Ho letto ieri una grande intervista di Andrea Malaguti per La Stampa a Zygmunt Bauman. Un’intervista che, confesso, avrei tanto voluto scrivere io. Sono una grande fan del sociologo, filosofo e conferenziere polacco di origini ebraiche. “Un uomo lungo, con mani sottili e pensieri rapidi”. Che frase elegante!

Nei suoi ultimi lavori, Bauman ha tentato di spiegare la ‘postmodernità’ usando le metafore di modernità “liquida” e “solida”. L’esclusione sociale elaborata da Bauman non si basa più sull’estraneità al sistema produttivo o sul “non poter comprare l’essenziale”, ma del “non poter comprare per sentirsi parte della modernità”. Secondo Bauman il “povero”, nella vita liquida, cerca di standardizzarsi agli schemi comuni, ma si sente frustrato se non riesce a sentirsi “come gli altri”, cioè non sentirsi accettato nel ruolo di consumatore.

Malaguti incontra il maestro nel giardino “selvatico” della sua casa inglese di Leeds: “Lascio che le piante si muovano come credono. Il mio giardiniere è Darwin. L’evoluzione è inarrestabile”. E subito Bauman mi fa una grande simpatia. Anche lui si occupa dell’evoluzione dell’uomo. Di come si organizza in società e della sua stratificazione. Di come è passato dalle rivoluzioni con la lancia a quelle con il computer.

Bauman discetta su differenza tra rete e comunità reale: «La prima è il luogo della libertà. La seconda della sicurezza. Sulla comunità si può contare come su un vero amico. È più affidabile. Ma anche più vincolante. Ti controlla. La rete è libera, ma serve soprattutto per i momenti di svago. E per uscire dalle relazioni, in fondo, basta spingere il tasto delete. Però mi pare che siamo tutti d’accordo sul fatto che tra abbracciare qualcuno e “pokarlo” ci sia differenza».
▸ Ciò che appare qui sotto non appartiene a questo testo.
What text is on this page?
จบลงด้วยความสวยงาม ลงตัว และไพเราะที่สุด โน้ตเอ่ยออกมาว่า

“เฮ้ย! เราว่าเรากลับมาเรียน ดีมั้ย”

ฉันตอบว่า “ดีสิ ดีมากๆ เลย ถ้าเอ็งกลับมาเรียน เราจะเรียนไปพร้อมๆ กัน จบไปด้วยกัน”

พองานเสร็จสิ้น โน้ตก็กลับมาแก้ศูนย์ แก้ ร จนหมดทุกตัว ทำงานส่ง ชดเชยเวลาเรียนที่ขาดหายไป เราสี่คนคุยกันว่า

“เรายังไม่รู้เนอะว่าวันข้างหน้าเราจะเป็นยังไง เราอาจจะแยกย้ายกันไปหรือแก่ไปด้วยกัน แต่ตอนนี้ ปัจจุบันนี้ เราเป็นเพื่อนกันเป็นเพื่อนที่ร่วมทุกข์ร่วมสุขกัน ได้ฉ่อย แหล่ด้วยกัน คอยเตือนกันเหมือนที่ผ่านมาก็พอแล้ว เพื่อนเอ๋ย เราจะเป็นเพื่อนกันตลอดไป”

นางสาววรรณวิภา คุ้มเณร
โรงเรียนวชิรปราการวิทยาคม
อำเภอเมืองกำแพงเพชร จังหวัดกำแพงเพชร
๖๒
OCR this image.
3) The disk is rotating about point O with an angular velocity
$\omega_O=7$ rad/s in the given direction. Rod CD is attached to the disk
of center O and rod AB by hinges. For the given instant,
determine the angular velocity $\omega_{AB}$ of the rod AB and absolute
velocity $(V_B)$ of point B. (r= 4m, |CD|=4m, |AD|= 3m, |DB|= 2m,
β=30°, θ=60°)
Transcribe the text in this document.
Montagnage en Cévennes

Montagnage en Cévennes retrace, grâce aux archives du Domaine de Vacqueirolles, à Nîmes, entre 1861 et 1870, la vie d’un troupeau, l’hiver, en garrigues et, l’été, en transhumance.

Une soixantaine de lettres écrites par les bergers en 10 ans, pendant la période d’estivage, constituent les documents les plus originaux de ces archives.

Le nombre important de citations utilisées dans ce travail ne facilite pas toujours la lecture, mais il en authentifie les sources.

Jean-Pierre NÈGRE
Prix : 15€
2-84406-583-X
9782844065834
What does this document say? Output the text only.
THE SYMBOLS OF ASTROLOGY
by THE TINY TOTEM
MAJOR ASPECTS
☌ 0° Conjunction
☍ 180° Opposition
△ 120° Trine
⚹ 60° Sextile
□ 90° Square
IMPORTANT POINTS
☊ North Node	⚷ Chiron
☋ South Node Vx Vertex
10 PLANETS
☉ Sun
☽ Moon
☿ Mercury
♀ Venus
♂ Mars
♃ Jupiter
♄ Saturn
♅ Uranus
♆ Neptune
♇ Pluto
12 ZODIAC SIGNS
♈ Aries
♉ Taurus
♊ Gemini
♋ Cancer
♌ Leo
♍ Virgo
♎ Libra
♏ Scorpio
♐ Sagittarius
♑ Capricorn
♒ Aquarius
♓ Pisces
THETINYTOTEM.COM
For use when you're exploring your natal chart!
In rete però si possono trovare anche 300 amici al giorno, suggerisce il collega. ”Decisamente molti di più di quelli che io ho avuto nei miei 86 anni di vita. Robin Dunbar, che insegna antropologia evoluzionistica a Oxford, dice che la nostra mente non è predisposta per avere più di 150 rapporti significativi. Siamo fatti così, ci serve la società per essere felici.

Nonostante tutto questo gran parlare di social network, siamo ancora ai primordi della comunicazione via social media. C’è ancora così tanta confusione che Facebook e Twitter o sono amati o sono demonizzati. Chi non sa farne più a meno e li controlla anche nottetempo e chi li snobba con disgusto ciceroniano.

Ho letto pure (su una rivista per “donne intelligenti”) questa domanda a uno scrittore “Fa uso di social network?”, come se fossero psicofarmaci o sostanze vietate! Ovvero, come se uno scrittore (uno che viene per istituto reputato intelligente, insomma) non dovesse/potesse avere un profilo su Facebook.

Facebook, per esempio, all’inizio è sembrato una moda come tante. Anche perché nelle “cose d’informatica” tutto diventa abbastanza rapidamente vecchio: email, sms, mms. Già si preconizza la dipartita di fèisbuk (alla napoletana, come dice la mia amica Marika) per mano di Google+.

Che piaccia o no, il gigante di Palo Alto è una forma di economia (anzi, economy), un sistema ineludibile di interazione, una metafora, un sistema cognitivo che esporta ed importa regole e idiomi. Non è un sistema perfetto, ma è efficace e ci insegnerà parecchie cose sulla comunicazione e sulla sociologia.

Bauman ha ragione da vendere, ma resta il fatto che con questi nuovi metodi  di comunicazione dobbiamo farci i conti. Sono modi, metodi, appunto, non accessori di moda. Come quando i cellulari divennero di massa: ora è difficile pensare di farne a meno. Anche i coraggiosi “desistenti” capitoleranno quando pure le auto comunicheranno con noi attraverso un social media che agisce nell’abitacolo, come fosse un microcosmo o un eco-sistema artificiale.

di Januaria Piromallo

Ps.: Il 6 settembre Zygmunt Bauman parlerà a Sarzana per il Festival della Mente. Se potete, non perdetevelo.